Il rientro in famiglia è destabilizzante, il malcontento dello sceriffo e dei suoi compari è palpabile, lo smarrimento di Daniel, che aveva ormai accettato la sua permanenza nel braccio della morte e l'avvicinarsi della fatidica data definitiva della sua esecuzione, si fa sempre più evidente. Il Daniel che esce dal penitenziario è un uomo che non sa parlare né stare in mezzo agli altri, non sembra arrabbiato e neanche troppo contento di essere stato rilasciato, uno che non riesce a lasciarsi accogliere dalla routine familiare che si cela tra le mura della sua casa d'infanzia. Attraverso i suoi racconti e i flashback sul periodo della reclusione impariamo a conoscere la psicologia di Daniel, un uomo decisamente turbato, che fatica a sorridere, che la sua stessa madre vede come uno sconosciuto. La sorella Amantha (interpretata dalla bellissima Abigail Spencer) è l'unica ad avere con Daniel un rapporto di vero affetto e comunicazione, l'unica a trasmettergli senso dell'umorismo, ottimismo e grinta e l'unica che vuole giungere ad una verità che possa restituire al fratello una dignità e una libertà sembra ombre né riserve. Il cuore della prima puntata pulsa attorno ad un insinuante dubbio che cresce nello spettatore: Daniel non dice mai apertamente di essere innocente ma neanche ammette di essere colpevole. Il sospetto, che poi si concretizza nel finale di episodio, è che lui stesso non sappia dire se è innocente oppure no. Le sorprese più succulente e il primo colpo di scena è concentrato nei minuti finali quando entrano improvvisamente in scena i ragazzini dell'epoca, ora uomini adulti, le cui tracce sul corpo della vittima sfuggirono alle indagini della polizia.

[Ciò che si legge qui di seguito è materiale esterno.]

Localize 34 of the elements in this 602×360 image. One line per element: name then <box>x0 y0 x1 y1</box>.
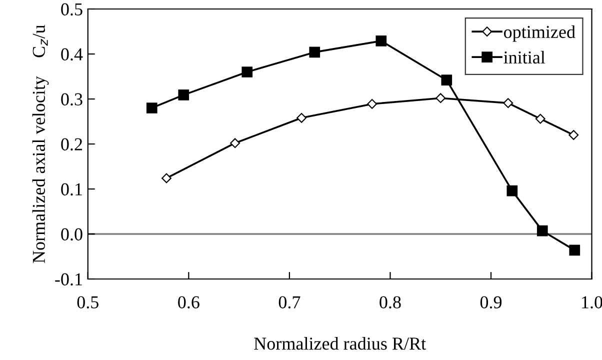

Nessuno dei personaggi di Rectify sembra avere certezze su cos'è accaduto alla vittima di quel brutale assassinio, nessuno sembra conoscere la verità o volerla ricordare, tutti sembrano essere in attesa di qualcosa senza sapere bene di cosa si tratti. La telecamera segue passo passo le evoluzioni psicologiche del protagonista e dei personaggi che gli ruotano attorno senza risultare mai invadente e ne coglie le sfumature, le paure e il disperante isolamento in cui costui è precipitato dopo vent'anni passati in una cella a leggere e a cercare di rimanere aggrappato alla realtà. Un prodotto di ottima qualità che si preannuncia affascinante e provocatorio, capace di spingere lo spettatore a riflettere, senza retorica né sentimentalismo, ad indagare sui risvolti etici, umani e psicologici che si celano dietro alla pena di morte. Assolutamente da vedere.